但し、しっぽの動きが違う。母さんのしっぽは犬科風、ふにゃふにゃのしっぽはネコ科風に動くのだ。
そして母さんのふわもふわふたんしっぽは、その隣に長く細い脚を組んだ父さんがお膝の上でふわもふっていた。わかる。その気持ち。俺も隣にふにゃがいるとやってしまう。
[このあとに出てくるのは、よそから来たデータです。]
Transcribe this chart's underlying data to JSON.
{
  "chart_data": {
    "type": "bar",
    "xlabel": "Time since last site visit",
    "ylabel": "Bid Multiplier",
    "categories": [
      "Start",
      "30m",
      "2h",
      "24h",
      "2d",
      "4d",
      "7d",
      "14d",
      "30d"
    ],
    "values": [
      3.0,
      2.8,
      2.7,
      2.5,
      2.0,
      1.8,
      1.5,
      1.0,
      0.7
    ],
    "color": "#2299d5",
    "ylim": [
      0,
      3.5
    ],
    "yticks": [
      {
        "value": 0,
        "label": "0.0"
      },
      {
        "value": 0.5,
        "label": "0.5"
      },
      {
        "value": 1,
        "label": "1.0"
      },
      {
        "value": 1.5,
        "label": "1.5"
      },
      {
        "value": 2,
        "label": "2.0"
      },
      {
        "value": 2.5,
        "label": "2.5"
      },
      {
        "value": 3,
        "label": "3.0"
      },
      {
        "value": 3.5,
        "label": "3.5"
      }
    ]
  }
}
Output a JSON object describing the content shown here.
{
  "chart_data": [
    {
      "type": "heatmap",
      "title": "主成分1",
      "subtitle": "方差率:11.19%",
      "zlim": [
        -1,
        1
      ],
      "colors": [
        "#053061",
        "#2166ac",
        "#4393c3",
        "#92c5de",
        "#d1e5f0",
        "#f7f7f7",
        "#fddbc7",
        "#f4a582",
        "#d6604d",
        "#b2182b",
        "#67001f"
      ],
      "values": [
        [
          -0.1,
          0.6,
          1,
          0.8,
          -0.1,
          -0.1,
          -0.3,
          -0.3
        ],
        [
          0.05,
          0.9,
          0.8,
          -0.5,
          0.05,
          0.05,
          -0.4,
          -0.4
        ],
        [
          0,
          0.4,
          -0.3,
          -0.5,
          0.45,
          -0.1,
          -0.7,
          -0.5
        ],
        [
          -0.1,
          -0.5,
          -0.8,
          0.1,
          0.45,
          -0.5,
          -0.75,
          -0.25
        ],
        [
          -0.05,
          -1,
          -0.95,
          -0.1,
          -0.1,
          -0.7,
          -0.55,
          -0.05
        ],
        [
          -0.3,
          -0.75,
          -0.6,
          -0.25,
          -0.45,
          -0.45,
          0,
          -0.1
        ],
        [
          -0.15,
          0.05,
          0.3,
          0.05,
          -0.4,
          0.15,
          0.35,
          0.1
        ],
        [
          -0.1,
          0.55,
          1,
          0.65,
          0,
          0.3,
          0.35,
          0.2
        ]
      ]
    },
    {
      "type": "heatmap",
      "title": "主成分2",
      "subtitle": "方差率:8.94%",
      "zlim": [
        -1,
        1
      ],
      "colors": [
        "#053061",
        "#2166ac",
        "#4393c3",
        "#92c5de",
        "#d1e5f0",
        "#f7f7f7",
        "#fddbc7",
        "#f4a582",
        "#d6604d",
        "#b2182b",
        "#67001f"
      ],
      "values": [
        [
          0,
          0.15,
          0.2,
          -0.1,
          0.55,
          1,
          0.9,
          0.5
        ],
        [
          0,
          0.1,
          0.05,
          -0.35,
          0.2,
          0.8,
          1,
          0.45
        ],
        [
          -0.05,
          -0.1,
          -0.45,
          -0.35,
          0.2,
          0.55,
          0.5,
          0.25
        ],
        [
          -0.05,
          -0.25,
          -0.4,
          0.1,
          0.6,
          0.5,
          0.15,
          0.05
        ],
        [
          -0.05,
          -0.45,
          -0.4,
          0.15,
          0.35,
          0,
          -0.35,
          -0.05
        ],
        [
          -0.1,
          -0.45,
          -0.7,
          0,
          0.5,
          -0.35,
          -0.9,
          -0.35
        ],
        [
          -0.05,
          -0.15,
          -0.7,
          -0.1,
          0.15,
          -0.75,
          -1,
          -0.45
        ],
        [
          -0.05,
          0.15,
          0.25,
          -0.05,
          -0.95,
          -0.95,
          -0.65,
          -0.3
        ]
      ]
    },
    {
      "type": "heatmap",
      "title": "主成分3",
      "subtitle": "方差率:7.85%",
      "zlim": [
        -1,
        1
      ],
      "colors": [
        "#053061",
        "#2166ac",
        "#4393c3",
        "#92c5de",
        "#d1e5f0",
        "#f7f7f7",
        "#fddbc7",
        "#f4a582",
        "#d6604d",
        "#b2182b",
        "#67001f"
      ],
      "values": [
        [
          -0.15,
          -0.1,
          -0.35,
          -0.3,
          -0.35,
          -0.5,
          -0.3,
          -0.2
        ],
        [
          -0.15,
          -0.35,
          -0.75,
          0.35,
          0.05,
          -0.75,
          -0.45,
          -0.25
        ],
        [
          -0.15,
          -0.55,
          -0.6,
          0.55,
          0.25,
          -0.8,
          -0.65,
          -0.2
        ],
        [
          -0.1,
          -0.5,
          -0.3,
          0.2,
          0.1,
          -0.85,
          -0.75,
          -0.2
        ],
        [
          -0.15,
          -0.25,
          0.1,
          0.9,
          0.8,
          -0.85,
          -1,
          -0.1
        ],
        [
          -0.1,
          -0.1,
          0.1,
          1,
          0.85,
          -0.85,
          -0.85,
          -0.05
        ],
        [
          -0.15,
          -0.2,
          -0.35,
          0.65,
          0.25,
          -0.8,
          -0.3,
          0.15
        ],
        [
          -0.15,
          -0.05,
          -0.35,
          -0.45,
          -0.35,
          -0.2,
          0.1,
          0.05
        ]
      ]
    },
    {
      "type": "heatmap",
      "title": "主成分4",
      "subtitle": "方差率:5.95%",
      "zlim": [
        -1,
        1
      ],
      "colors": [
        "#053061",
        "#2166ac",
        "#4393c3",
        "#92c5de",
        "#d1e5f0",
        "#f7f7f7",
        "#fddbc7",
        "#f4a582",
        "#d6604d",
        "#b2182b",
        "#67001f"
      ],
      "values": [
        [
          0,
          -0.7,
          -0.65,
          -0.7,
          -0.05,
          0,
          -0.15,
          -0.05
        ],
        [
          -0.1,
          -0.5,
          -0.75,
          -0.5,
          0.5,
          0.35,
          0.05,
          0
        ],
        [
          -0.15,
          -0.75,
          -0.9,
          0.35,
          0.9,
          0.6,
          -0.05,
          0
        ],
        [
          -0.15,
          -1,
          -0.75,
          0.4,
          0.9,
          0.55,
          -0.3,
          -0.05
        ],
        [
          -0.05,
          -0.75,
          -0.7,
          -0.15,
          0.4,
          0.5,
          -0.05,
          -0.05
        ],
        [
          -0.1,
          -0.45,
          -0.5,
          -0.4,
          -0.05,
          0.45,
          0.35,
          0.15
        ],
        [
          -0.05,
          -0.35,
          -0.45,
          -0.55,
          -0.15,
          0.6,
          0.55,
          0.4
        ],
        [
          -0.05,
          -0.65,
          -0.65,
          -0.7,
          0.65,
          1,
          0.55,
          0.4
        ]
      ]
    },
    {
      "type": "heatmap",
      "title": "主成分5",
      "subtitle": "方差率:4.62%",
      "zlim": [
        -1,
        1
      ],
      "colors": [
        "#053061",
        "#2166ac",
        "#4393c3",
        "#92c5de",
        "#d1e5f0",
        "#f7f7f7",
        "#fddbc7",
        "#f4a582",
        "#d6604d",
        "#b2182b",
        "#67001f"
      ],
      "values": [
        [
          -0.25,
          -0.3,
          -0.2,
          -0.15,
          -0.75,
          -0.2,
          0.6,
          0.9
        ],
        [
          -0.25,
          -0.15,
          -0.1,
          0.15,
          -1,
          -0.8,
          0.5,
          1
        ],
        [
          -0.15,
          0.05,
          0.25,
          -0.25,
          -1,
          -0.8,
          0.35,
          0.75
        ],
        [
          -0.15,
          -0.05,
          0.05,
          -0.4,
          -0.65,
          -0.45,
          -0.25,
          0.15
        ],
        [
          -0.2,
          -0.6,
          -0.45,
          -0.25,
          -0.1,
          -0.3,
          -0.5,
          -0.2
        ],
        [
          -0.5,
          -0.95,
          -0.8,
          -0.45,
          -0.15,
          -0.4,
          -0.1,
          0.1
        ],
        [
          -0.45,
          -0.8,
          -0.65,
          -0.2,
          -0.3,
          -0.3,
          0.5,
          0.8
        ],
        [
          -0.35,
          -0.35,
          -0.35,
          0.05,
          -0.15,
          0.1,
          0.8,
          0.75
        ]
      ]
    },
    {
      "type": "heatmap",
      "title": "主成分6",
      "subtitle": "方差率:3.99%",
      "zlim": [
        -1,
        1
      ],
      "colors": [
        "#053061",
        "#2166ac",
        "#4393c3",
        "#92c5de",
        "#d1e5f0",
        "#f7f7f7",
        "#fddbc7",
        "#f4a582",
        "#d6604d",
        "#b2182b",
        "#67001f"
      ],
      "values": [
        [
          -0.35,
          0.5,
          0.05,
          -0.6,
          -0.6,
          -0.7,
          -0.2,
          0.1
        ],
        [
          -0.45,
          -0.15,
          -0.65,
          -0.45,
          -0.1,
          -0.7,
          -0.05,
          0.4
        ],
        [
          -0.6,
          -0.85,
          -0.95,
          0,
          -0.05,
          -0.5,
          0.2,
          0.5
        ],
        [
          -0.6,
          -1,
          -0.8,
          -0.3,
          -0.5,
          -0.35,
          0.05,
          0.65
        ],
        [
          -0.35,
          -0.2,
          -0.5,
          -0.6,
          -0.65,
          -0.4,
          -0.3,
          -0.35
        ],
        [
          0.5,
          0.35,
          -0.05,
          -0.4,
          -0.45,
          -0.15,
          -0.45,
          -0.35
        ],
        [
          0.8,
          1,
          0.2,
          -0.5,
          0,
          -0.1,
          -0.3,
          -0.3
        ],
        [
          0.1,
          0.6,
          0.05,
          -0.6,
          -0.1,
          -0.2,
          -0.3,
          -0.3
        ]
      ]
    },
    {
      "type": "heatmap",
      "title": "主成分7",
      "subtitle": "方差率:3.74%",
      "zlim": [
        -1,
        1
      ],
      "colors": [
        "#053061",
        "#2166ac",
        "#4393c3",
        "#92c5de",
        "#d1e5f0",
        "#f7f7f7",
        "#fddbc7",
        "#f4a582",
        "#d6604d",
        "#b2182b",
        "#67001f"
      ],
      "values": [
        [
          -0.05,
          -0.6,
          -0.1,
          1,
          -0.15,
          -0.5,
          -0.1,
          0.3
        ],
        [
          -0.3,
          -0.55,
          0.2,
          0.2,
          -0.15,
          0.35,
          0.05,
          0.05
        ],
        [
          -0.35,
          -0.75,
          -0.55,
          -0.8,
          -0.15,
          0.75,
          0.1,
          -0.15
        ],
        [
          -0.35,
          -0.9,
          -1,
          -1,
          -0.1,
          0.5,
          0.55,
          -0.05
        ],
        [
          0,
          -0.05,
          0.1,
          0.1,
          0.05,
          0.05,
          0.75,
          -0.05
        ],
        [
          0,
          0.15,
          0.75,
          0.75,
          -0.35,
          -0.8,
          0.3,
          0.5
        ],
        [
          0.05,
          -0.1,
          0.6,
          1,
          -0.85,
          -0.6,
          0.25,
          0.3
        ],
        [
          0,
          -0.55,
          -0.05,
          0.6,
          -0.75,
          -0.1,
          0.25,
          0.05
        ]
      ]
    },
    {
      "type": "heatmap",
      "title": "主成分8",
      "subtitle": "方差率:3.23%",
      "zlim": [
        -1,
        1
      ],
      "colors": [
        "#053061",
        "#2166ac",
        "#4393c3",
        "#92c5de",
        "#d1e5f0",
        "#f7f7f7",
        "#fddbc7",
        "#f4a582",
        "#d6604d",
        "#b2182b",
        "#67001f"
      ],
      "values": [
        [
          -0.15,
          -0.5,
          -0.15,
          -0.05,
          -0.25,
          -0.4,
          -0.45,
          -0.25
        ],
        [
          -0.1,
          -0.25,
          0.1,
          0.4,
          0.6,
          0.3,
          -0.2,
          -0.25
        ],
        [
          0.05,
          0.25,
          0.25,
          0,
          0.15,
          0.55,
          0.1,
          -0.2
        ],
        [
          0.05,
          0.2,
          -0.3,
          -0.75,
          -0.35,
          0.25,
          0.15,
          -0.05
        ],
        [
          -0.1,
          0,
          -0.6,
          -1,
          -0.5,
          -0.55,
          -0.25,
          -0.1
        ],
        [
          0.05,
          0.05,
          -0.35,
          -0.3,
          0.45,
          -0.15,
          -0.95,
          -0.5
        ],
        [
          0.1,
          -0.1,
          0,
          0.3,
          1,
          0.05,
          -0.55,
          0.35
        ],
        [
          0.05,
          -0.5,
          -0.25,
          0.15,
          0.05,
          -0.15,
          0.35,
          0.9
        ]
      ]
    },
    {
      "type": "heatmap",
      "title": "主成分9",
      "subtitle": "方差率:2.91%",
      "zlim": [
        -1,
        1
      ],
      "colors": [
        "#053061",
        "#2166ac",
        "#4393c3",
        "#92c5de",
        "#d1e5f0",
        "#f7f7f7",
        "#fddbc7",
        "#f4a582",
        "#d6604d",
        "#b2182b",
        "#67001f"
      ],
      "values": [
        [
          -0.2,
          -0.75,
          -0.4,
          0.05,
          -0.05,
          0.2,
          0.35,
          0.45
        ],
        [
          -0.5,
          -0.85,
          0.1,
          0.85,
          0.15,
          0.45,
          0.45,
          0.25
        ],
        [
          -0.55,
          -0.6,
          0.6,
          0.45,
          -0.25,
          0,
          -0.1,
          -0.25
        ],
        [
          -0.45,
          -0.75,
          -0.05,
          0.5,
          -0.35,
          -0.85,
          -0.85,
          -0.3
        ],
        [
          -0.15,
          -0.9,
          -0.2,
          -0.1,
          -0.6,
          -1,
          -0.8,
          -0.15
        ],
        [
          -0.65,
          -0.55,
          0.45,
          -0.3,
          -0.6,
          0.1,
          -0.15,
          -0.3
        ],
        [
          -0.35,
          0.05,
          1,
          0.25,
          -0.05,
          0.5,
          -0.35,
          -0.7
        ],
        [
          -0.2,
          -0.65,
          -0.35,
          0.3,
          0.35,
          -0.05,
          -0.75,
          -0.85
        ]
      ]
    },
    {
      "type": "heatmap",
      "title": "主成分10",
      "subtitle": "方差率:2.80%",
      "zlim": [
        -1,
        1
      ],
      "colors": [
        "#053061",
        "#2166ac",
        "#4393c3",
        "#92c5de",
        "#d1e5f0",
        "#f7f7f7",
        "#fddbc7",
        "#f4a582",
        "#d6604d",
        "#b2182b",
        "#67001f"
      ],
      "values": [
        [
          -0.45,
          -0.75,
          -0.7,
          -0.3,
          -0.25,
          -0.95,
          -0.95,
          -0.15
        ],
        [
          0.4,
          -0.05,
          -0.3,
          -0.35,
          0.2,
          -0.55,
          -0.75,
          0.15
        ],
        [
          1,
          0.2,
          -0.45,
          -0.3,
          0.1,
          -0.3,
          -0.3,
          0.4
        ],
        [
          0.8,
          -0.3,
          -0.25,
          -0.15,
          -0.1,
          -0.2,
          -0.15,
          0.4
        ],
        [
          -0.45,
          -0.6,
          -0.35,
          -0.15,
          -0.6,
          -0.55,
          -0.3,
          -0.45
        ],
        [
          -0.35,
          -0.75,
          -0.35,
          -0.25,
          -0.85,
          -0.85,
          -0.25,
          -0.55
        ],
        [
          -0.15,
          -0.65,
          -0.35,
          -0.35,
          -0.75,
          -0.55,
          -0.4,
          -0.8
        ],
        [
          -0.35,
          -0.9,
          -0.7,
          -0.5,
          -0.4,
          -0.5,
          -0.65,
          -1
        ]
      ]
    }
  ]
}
ついでに、俺がふにゃふにゃモードになった時のしっぽのふわもふ担当はモモちゃんである。
―――更に。
「わぉ。ふわもふ度いい感じだぜろっきゅー」
「ぐりもふわもふっ!!」
父さんの脚の横では、ロップイヤー風なシーベリーちゃんとグリフォンの女王のひな・ぐりちゃんが並んで座っており、母さんのふわもふしっぽのふわもふを一緒に堪能していた。
「ビャウテンを見かけるのは久々だな」
俺とひわくんが飲み物を出していれば、父さんがそう呟く。
まぁ、確かに。全ての神獣の故郷と呼ばれる神獣のゆりかごは、キナ自治領領主兼キナ自治領軍総隊長である父さんの管轄でもあるため、父さんはもちろん中に入れる。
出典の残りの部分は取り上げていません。